Red Hat has thanked Positive Technologies' PT SWARM expert Mikhail Sukhov for identifying a critical vulnerability in FreeIPA, a domain controller for Linux systems. FreeIPA enables centralized management of user accounts, access policies, and auditing. It is included in the Red Hat Enterprise Linux distribution, used by over 2,000 organizations worldwide, and forms the foundation for IT products from various vendors, including domestic ones. If exploited, the vulnerability could have allowed attackers to steal confidential company data. The vendor was notified of the threat in line with the responsible disclosure policy and has already released software patches.
The vulnerability, identified as CVE-2025-4404 (BDU:2025-04863), affected FreeIPA versions 4.12.2 and 4.12.3. It received a critical severity score of 9.4 out of 10 on the CVSS 4.0 scale. Exploiting the vulnerability could have allowed attackers to escalate their privileges to domain administrator, granting them access to sensitive company data.

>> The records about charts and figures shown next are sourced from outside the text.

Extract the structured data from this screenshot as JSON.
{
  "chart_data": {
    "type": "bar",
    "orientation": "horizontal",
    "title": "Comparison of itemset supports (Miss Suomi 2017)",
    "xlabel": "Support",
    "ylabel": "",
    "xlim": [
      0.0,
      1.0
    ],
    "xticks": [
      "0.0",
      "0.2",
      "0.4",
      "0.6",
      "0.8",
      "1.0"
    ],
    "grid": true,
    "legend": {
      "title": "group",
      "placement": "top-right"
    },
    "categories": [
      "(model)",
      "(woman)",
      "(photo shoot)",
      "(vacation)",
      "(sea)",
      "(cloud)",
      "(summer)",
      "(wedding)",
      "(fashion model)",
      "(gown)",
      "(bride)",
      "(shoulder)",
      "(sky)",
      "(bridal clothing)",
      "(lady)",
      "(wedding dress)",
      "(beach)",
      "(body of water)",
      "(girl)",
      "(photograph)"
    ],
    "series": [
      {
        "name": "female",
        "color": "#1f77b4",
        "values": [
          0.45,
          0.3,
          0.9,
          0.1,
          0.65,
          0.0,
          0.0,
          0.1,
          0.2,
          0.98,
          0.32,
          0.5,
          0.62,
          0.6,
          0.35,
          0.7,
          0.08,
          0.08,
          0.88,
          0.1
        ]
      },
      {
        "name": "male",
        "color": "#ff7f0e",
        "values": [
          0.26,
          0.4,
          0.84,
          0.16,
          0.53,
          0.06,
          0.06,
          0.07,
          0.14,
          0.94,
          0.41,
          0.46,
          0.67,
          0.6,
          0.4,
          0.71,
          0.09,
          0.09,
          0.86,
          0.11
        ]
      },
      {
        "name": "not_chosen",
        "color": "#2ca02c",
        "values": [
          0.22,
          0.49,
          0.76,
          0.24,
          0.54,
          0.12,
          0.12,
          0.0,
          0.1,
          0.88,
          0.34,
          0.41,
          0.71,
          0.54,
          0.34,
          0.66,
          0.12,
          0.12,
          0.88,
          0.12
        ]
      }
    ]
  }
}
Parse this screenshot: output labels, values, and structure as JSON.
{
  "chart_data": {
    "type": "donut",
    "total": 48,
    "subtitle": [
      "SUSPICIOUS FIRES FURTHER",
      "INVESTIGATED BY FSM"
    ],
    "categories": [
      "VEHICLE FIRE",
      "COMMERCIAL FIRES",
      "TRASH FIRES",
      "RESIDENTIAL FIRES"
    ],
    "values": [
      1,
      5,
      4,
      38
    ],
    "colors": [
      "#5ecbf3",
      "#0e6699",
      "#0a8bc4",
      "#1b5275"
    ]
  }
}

To mitigate the issue, organizations must update FreeIPA to version 4.12.4. For those unable to install the patch, Positive Technologies recommends additional user rights checks. This includes enabling mandatory PAC1 usage on all servers managing Kerberos authentication. Additionally, the krbCanonicalName attribute for the administrator account should be set to admin@REALM.LOCAL, ensuring the system correctly identifies privileged users.
FreeIPA is open source software considered a strong alternative to Microsoft's Active Directory. The project is supported by a developer community and Red Hat, whose services are used by 90% of Fortune Global 500 companies. FreeIPA is currently deployed in over 500 organizations worldwide.